Als der GEISSBLOG vor zwei Wochen berichtete, dass RB Leipzig wieder in den Poker um Said El Mala einsteigen würde, galt noch Borussia Dortmund als Favorit auf den 19-Jährigen. Der 1. FC Köln aber forderte bekanntlich zu viel Geld für den Geschmack des BVB. Und so ist nun Leipzig plötzlich in der Pole Position für einen Transfer des Außenstürmers.
Nun berichtet die SportBild, dass El Mala bereits im Winter in Leipzig zu Gast war. Auf Einladung von Jürgen Klopp, dem damaligen Red-Bull-Fußballchef und heutigen Bundestrainer. Klopp sprach mit El Mala, die RB-Verantwortlichen zeigten dem Außenstürmer der Geißböcke das Trainingsgelände am Cottaweg.
RB-Kontakt zur El-Mala-Familie schon lange?
Ob dies mit dem Wissen des 1. FC Köln geschah, ist nicht bekannt. Die Transfer-Regularien geben vor, dass ein Spieler mit einem langfristigen Vertrag nur von einem anderen Verein wegen eines Transfers direkt angesprochen werden darf, wenn der bisherige Club seine Genehmigung erteilt. Da die beiden Sportchef des Vereine, Leipzigs Marcel Schäfer und Kölns Thomas Kessler, ein gutes Verhältnis pflegen, könnte dies durchaus geschehen sein.
Dennoch: El Malas Besuch in Leipzig, so berichtet, soll zeigen, dass RB schon lange mit einer Verpflichtung des 19-Jährigen liebäugelt. Darüber hinaus soll der Kontakt zur Familie ebenfalls schon seit einem Jahr bestehen. Kein kurzfristiges Umschwenken auf den Kölner Starspieler also, weil man Yan Diomande für 125 Mio. Euro nach Madrid verkauft hat, sondern weil El Mala – wie bei anderen Clubs auch – sich schnell in die Notizbücher gespielt hatte.
Kein Profil so gesucht wie das El-Mala-Profil
Die Frage bleibt: Wie schnell könnte ein Transfer tatsächlich vonstatten gehen? Die Geißböcke haben keine Zeit mehr zu verschwenden, zu wichtig sind alle noch offenen Transferpläne, die sich mit einer solchen Ablöse (50 plus 5 plus 5 Millionen zuzüglich Weiterverkaufsklausel) drastisch verändern würden. Klar ist aber auch: Leipzig weiß selbst um den komplizierten Transfermarkt – und um den Wert der Außenstürmer in Europa.

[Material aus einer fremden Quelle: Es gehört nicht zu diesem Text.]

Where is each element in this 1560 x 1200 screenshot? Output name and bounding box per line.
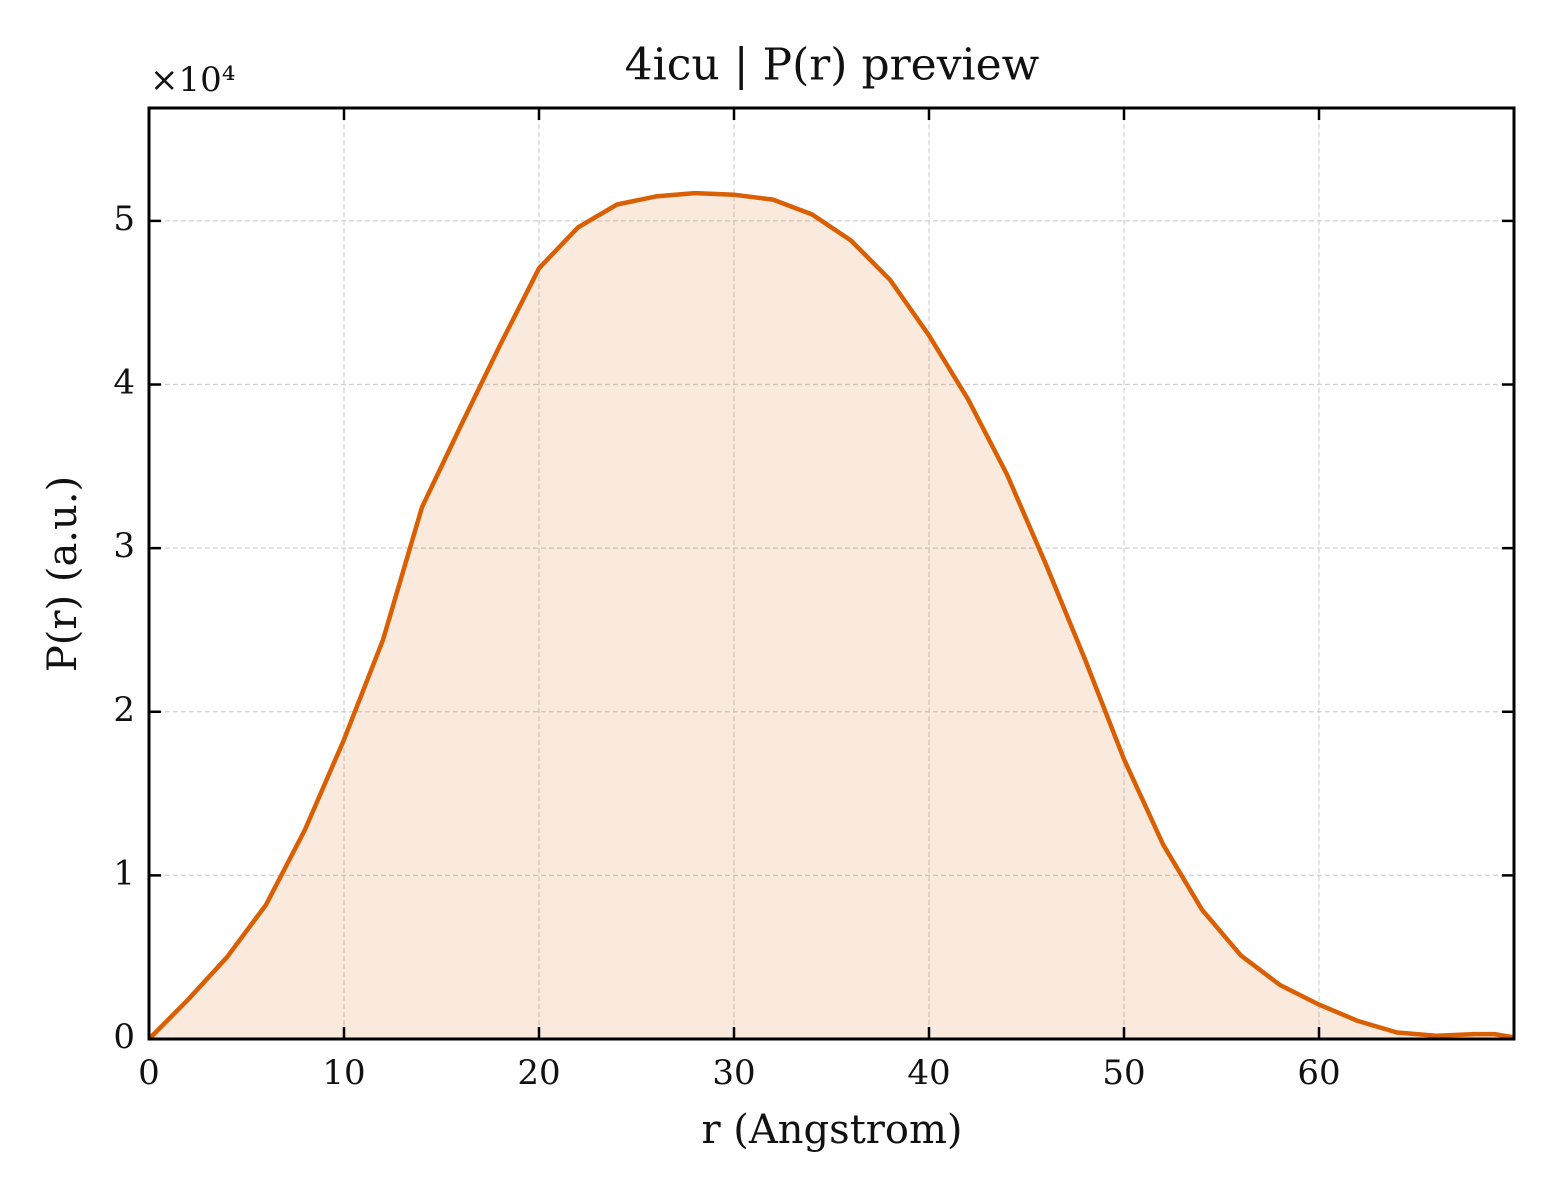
- y-tick-label: 0: [113, 1017, 135, 1057]
- x-tick-label: 40: [907, 1053, 950, 1093]
- y-tick-label: 3: [113, 526, 135, 566]
- y-tick-label: 4: [113, 363, 135, 403]
- area: [149, 193, 1514, 1040]
- y-offset-text: ×10⁴: [150, 60, 235, 100]
- x-tick-label: 0: [138, 1053, 160, 1093]
- x-tick-label: 60: [1297, 1053, 1340, 1093]
- line: [147, 190, 1515, 1041]
- x-axis-label: r (Angstrom): [701, 1107, 962, 1153]
- y-axis-label: P(r) (a.u.): [40, 476, 86, 672]
- chart-title: 4icu | P(r) preview: [625, 40, 1040, 91]
- x-tick-label: 20: [517, 1053, 560, 1093]
- y-tick-label: 1: [113, 853, 135, 893]
- y-tick-label: 5: [113, 199, 135, 239]
- plot-frame: [147, 106, 1516, 1041]
- x-tick-label: 50: [1102, 1053, 1145, 1093]
- y-tick-label: 2: [113, 690, 135, 730]
- x-tick-label: 10: [322, 1053, 365, 1093]
- x-tick-label: 30: [712, 1053, 755, 1093]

Denn El Malas Profil – der pfeilschnelle Dribbler über die Außenbahn mit starkem Abschluss und einer robusten Statur – ist so gefragt wie kein anderes in diesem Sommer. Vier der zehn teuersten Transfers dieses Transferfensters fallen in diese Kategorie. Arsenal wollte Vinicius Junior von Real loseisen, die Bayern lehnten Mega-Angebote für Michael Olise und Luis Diaz ab. Bradley Barcola von PSG, Diego Moreira von Racing Straßburg, Gabriel Martinelli von Arsenal und der Ex-Leverkusener Moussa Diaby sind umworben. Und eben El Mala. Die Frage ist: Wie lange noch?